Не менее 400 тысяч женщин в год — только по официальной статистике — делают аборт в России. Несмотря на желание церкви запретить эту процедуру. Несмотря на призывы чиновников больше рожать. Несмотря на осуждение со стороны приверженцев традиционных ценностей. Журналистка Ярослава Свицкая и фотохудожница Анна Мирошниченко рассказывают истории женщин, прошедших процедуру аборта. По статистике это каждая третья россиянка. Все истории объединяет одна мысль: для женщины аборт — это, как правило, травмирующий опыт, но репродуктивное давление только усугубляет эту травму.
Рана
«Хочу, чтобы мужчина тоже мог почувствовать себя беременным и понять, что это такое, когда ты вынужденно идёшь на аборт, потому что тебя не поддержали. А потом ещё и обвинили в твоём решении, зная, как это было непросто». После беременности жених сказал Анне Мирошниченко, что «они слишком молоды для детей», а спустя несколько лет заявил, что «она его, наверное, не любила, раз избавилась от ребёнка».

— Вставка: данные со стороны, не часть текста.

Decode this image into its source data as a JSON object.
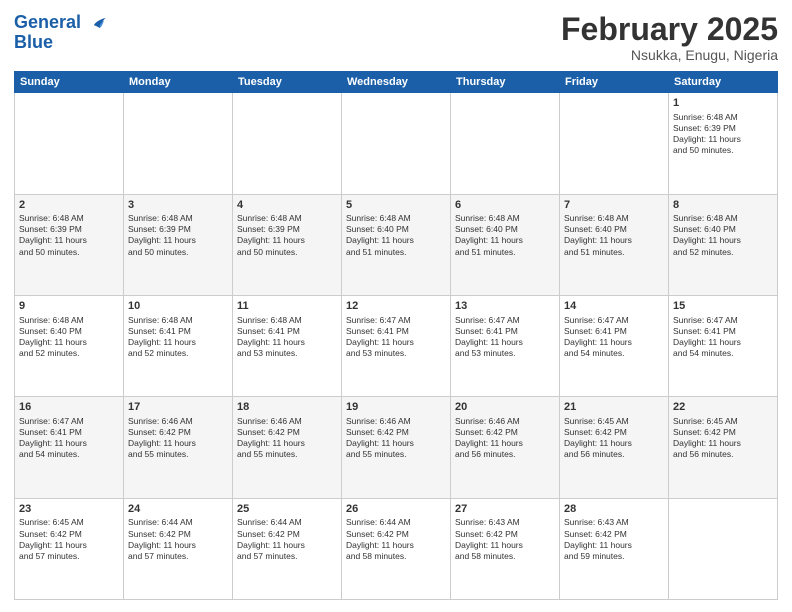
{
  "logo": {
    "text_general": "General",
    "text_blue": "Blue"
  },
  "header": {
    "month": "February 2025",
    "location": "Nsukka, Enugu, Nigeria"
  },
  "weekdays": [
    "Sunday",
    "Monday",
    "Tuesday",
    "Wednesday",
    "Thursday",
    "Friday",
    "Saturday"
  ],
  "weeks": [
    [
      {
        "day": "",
        "detail": ""
      },
      {
        "day": "",
        "detail": ""
      },
      {
        "day": "",
        "detail": ""
      },
      {
        "day": "",
        "detail": ""
      },
      {
        "day": "",
        "detail": ""
      },
      {
        "day": "",
        "detail": ""
      },
      {
        "day": "1",
        "detail": "Sunrise: 6:48 AM\nSunset: 6:39 PM\nDaylight: 11 hours\nand 50 minutes."
      }
    ],
    [
      {
        "day": "2",
        "detail": "Sunrise: 6:48 AM\nSunset: 6:39 PM\nDaylight: 11 hours\nand 50 minutes."
      },
      {
        "day": "3",
        "detail": "Sunrise: 6:48 AM\nSunset: 6:39 PM\nDaylight: 11 hours\nand 50 minutes."
      },
      {
        "day": "4",
        "detail": "Sunrise: 6:48 AM\nSunset: 6:39 PM\nDaylight: 11 hours\nand 50 minutes."
      },
      {
        "day": "5",
        "detail": "Sunrise: 6:48 AM\nSunset: 6:40 PM\nDaylight: 11 hours\nand 51 minutes."
      },
      {
        "day": "6",
        "detail": "Sunrise: 6:48 AM\nSunset: 6:40 PM\nDaylight: 11 hours\nand 51 minutes."
      },
      {
        "day": "7",
        "detail": "Sunrise: 6:48 AM\nSunset: 6:40 PM\nDaylight: 11 hours\nand 51 minutes."
      },
      {
        "day": "8",
        "detail": "Sunrise: 6:48 AM\nSunset: 6:40 PM\nDaylight: 11 hours\nand 52 minutes."
      }
    ],
    [
      {
        "day": "9",
        "detail": "Sunrise: 6:48 AM\nSunset: 6:40 PM\nDaylight: 11 hours\nand 52 minutes."
      },
      {
        "day": "10",
        "detail": "Sunrise: 6:48 AM\nSunset: 6:41 PM\nDaylight: 11 hours\nand 52 minutes."
      },
      {
        "day": "11",
        "detail": "Sunrise: 6:48 AM\nSunset: 6:41 PM\nDaylight: 11 hours\nand 53 minutes."
      },
      {
        "day": "12",
        "detail": "Sunrise: 6:47 AM\nSunset: 6:41 PM\nDaylight: 11 hours\nand 53 minutes."
      },
      {
        "day": "13",
        "detail": "Sunrise: 6:47 AM\nSunset: 6:41 PM\nDaylight: 11 hours\nand 53 minutes."
      },
      {
        "day": "14",
        "detail": "Sunrise: 6:47 AM\nSunset: 6:41 PM\nDaylight: 11 hours\nand 54 minutes."
      },
      {
        "day": "15",
        "detail": "Sunrise: 6:47 AM\nSunset: 6:41 PM\nDaylight: 11 hours\nand 54 minutes."
      }
    ],
    [
      {
        "day": "16",
        "detail": "Sunrise: 6:47 AM\nSunset: 6:41 PM\nDaylight: 11 hours\nand 54 minutes."
      },
      {
        "day": "17",
        "detail": "Sunrise: 6:46 AM\nSunset: 6:42 PM\nDaylight: 11 hours\nand 55 minutes."
      },
      {
        "day": "18",
        "detail": "Sunrise: 6:46 AM\nSunset: 6:42 PM\nDaylight: 11 hours\nand 55 minutes."
      },
      {
        "day": "19",
        "detail": "Sunrise: 6:46 AM\nSunset: 6:42 PM\nDaylight: 11 hours\nand 55 minutes."
      },
      {
        "day": "20",
        "detail": "Sunrise: 6:46 AM\nSunset: 6:42 PM\nDaylight: 11 hours\nand 56 minutes."
      },
      {
        "day": "21",
        "detail": "Sunrise: 6:45 AM\nSunset: 6:42 PM\nDaylight: 11 hours\nand 56 minutes."
      },
      {
        "day": "22",
        "detail": "Sunrise: 6:45 AM\nSunset: 6:42 PM\nDaylight: 11 hours\nand 56 minutes."
      }
    ],
    [
      {
        "day": "23",
        "detail": "Sunrise: 6:45 AM\nSunset: 6:42 PM\nDaylight: 11 hours\nand 57 minutes."
      },
      {
        "day": "24",
        "detail": "Sunrise: 6:44 AM\nSunset: 6:42 PM\nDaylight: 11 hours\nand 57 minutes."
      },
      {
        "day": "25",
        "detail": "Sunrise: 6:44 AM\nSunset: 6:42 PM\nDaylight: 11 hours\nand 57 minutes."
      },
      {
        "day": "26",
        "detail": "Sunrise: 6:44 AM\nSunset: 6:42 PM\nDaylight: 11 hours\nand 58 minutes."
      },
      {
        "day": "27",
        "detail": "Sunrise: 6:43 AM\nSunset: 6:42 PM\nDaylight: 11 hours\nand 58 minutes."
      },
      {
        "day": "28",
        "detail": "Sunrise: 6:43 AM\nSunset: 6:42 PM\nDaylight: 11 hours\nand 59 minutes."
      },
      {
        "day": "",
        "detail": ""
      }
    ]
  ]
}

Прежде Анна в своём творчестве не обращалась к теме абортов: для неё эта тема сложная, болезненная. «В 25 лет сделала аборт, это до сих пор остаётся для меня травмой», — говорит 42-летняя фотохудожница. «Не время, рано, потом ещё нарожаем», — так любимый Анной мужчина воспринял известие о её беременности. Она поняла, что поддержки ей ждать не от кого.
Она вышла за этого мужчину замуж, но спустя полгода они развелись. Сейчас Анна живёт одна, детей у неё нет. «Особо не понимала, что делаю. — Она говорит, что чувствовала себя беспомощной. — Аборт — это рана. Да, я сделала его на раннем сроке, мне не было больно, но с годами появилось ощущение, что совершила что-то страшное. Это чувство не отпускает, лишь усиливается. В монастырь ездила, в церковь ходила, но бесконечно снятся тревожные сны. Надо с этим всю жизнь теперь жить, но я не знаю как».
Для проекта об абортах у Анны сразу родился образ раны внизу живота, которая никогда не заживает: «Моя не исчезнет, не затянется, хоть костьми ляг, хоть все деньги психологам отдай. Будет болеть и ныть, сколько её ни бинтуй». На всех фотографиях — сама фотохудожница. Анна обдумывала образы, делала грим, а потом фотографировала себя. Съёмки длились около месяца.
Несмотря на травмирующий опыт, Анна говорит, что понимает женщин, которые не готовы рожать. По её мнению, относиться к женщине как к «родильной машине» неправильно.
— Если на государственном уровне продавливать такую идеологию, возникает вопрос: а что мне делать, если моё тело не произвело детей? А если оно в принципе не способно произвести ребёнка? Тогда моя ценность как части социума снижается? Общество и так регулярно намекает: если у тебя в 40 с лишним лет нет мужа, нет ребёнка — ты бракованная.
— Никакого давления со стороны государства тут не должно быть, — уверена фотограф. — Нужна не жёсткая пропаганда, не запреты, а мягкое деликатное просвещение.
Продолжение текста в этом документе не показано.